"You end up glorifying Nazis." Shareblue writer nails The New York Times
The New York Times came under fire this weekend for publishing a profile of Tony Hovater, a white nationalist to whom the paper un-ironically referred as “the Nazi sympathizer next door.” The backlash to the puff piece was so sharp that the Times followed up with a response piece attempting to explain why it published an article […]
The New York Times came under fire this weekend for publishing a profile of Tony Hovater, a white nationalist to whom the paper un-ironically referred as “the Nazi sympathizer next door.”
The backlash to the puff piece was so sharp that the Times followed up with a response piece attempting to explain why it published an article about a Nazi eating turkey sandwiches at Panera.
But as Shareblue Senior Writer Eric Boehlert pointed out Sunday morning on MSNBC’s “AM Joy,” the profile of Hovater is not an anomaly that slipped through the editorial process.
Rather, it’s just the latest example to emerge from what is now a cottage industry of sympathetic profiles that started by normalizing Trump, then Trump voters, and now, members of hate groups.
“For the last 12 months, the D.C. press, led by The New York Times, has been obsessed with humanizing, celebrating, normalizing Trump voters,” Boehlert said. “They’ve gotten so far to the right now they’re trying to normalize Nazis.”
Boehlert continued, pointing out that the Times’ coverage of Trump voters stands in stark contrast to their coverage of Obama voters — which essentially didn’t exist.
“You know how many times in 2009 The New York Times went to Baltimore, Chicago, L.A., and interviewed Obama supporters and said, ‘How great is Obama?’ They never did it because it wasn’t news,” he said, adding:
“Why is this news?
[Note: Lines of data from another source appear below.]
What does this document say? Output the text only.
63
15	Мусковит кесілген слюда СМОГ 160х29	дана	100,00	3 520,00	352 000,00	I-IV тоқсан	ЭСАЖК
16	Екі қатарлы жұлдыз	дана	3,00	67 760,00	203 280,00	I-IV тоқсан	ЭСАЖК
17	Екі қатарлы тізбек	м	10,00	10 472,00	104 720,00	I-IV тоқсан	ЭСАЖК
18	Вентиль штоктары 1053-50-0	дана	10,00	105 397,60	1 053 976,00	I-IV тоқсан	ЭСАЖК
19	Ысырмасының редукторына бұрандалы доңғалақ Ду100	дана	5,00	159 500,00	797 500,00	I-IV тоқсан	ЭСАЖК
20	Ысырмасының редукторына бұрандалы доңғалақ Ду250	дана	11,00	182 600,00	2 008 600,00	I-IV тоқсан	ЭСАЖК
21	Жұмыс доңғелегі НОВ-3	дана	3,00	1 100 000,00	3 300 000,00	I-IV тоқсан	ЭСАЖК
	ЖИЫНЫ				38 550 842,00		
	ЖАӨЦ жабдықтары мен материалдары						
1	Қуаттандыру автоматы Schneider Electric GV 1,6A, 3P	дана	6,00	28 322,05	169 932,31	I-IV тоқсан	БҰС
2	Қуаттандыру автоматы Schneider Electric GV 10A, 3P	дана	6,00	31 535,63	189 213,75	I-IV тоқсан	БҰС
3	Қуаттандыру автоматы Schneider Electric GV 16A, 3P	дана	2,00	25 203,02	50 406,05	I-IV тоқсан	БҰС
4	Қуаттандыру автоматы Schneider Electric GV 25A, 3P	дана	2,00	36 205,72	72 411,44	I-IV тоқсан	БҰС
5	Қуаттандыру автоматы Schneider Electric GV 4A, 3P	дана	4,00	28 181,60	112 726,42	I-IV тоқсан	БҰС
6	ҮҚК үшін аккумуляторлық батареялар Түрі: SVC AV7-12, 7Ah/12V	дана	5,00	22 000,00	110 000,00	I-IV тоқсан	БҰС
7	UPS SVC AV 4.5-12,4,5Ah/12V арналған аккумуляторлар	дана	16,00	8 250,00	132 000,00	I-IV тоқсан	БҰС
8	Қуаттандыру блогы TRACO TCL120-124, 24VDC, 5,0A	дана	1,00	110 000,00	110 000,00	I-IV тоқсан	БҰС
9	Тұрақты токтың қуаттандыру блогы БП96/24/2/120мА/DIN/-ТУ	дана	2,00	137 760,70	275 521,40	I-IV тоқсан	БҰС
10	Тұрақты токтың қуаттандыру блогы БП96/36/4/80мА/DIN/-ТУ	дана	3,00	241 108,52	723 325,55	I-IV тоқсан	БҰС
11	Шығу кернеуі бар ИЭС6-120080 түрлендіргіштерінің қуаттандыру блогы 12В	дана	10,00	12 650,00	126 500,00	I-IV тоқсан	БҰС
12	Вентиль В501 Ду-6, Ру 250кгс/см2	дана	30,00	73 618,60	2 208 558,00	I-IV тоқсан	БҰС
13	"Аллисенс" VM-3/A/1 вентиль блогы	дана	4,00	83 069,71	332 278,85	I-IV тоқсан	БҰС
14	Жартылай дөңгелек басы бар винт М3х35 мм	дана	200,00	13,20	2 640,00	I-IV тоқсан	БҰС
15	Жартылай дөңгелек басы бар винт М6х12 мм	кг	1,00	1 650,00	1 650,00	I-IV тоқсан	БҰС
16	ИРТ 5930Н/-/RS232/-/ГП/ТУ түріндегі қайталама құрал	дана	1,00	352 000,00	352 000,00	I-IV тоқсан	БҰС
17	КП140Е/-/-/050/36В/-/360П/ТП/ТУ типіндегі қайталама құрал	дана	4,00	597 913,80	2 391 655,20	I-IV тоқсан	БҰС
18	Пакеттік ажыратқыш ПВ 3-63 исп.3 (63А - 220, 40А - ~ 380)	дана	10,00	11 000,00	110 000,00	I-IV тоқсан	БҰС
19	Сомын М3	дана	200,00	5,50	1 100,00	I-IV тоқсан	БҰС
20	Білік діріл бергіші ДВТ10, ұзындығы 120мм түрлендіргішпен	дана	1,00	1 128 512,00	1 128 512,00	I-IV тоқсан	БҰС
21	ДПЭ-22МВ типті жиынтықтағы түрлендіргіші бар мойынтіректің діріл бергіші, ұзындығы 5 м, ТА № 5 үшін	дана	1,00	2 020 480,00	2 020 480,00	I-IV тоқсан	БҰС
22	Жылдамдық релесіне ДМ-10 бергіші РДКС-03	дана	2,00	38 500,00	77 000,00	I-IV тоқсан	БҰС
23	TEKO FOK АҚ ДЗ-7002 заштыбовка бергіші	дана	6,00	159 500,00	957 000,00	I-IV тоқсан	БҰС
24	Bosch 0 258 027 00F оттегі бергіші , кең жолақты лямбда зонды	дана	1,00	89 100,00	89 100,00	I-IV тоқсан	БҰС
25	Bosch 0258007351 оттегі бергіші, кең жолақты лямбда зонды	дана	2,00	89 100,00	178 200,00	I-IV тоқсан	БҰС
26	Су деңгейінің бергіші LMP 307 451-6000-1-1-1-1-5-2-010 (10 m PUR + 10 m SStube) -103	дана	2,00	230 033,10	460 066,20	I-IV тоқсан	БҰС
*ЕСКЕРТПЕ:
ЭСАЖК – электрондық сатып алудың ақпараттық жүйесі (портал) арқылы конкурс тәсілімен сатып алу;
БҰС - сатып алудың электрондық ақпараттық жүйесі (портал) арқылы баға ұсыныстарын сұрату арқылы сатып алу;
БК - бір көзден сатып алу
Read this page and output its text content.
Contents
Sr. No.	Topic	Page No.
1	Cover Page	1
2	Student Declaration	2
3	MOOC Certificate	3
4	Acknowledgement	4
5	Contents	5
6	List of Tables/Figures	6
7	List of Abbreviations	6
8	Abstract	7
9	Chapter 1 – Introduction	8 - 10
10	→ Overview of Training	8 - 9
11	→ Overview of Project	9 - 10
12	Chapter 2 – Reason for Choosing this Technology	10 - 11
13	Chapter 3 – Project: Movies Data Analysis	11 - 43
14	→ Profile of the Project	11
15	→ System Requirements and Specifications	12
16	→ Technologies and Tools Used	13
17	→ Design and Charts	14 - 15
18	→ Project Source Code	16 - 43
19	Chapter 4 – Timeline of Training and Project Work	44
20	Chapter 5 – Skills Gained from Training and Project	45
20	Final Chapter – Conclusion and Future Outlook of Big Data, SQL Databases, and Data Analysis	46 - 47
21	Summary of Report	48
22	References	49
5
We’ve been doing this for a year. Drop it, because you end up glorifying Nazis.”
If this had happened in a vacuum, people would say, ‘Well, The New York Times took a swing and a miss, and they missed, and okay, so what?’ This is part of a very larger story. For the last 12 months, the D.C. press, led by The New York Times, has been obsessed with humanizing, celebrating, normalizing Trump voters. And they’ve gotten so far to the right now they’re trying to normalize Nazis.
So, you know, they invented this news beat out of whole cloth. I am not joking — when they have done two dozen articles at this point, all white counties in red states, talked to Trump voters. You know how many times in 2009 The New York Times went to Baltimore, went to Chicago, went to L.A., and interviewed Obama supporters and said, ‘How great is Obama?’ They never did it because it wasn’t news. So why is this news? We’ve been doing this for a year. Drop it, because you end up glorifying Nazis.
Whatever the original intent was, the Times’ article failed spectacularly to achieve it. Just because Fox News sees fit to hire Nazi sympathizers, it doesn’t mean a legitimate news organization like the Times ought to follow suit.
Even worse, the response to the criticism of the piece indicates that the paper still doesn’t understand why it missed the mark in the first place — nor why this genre of journalism is so dangerously misguided.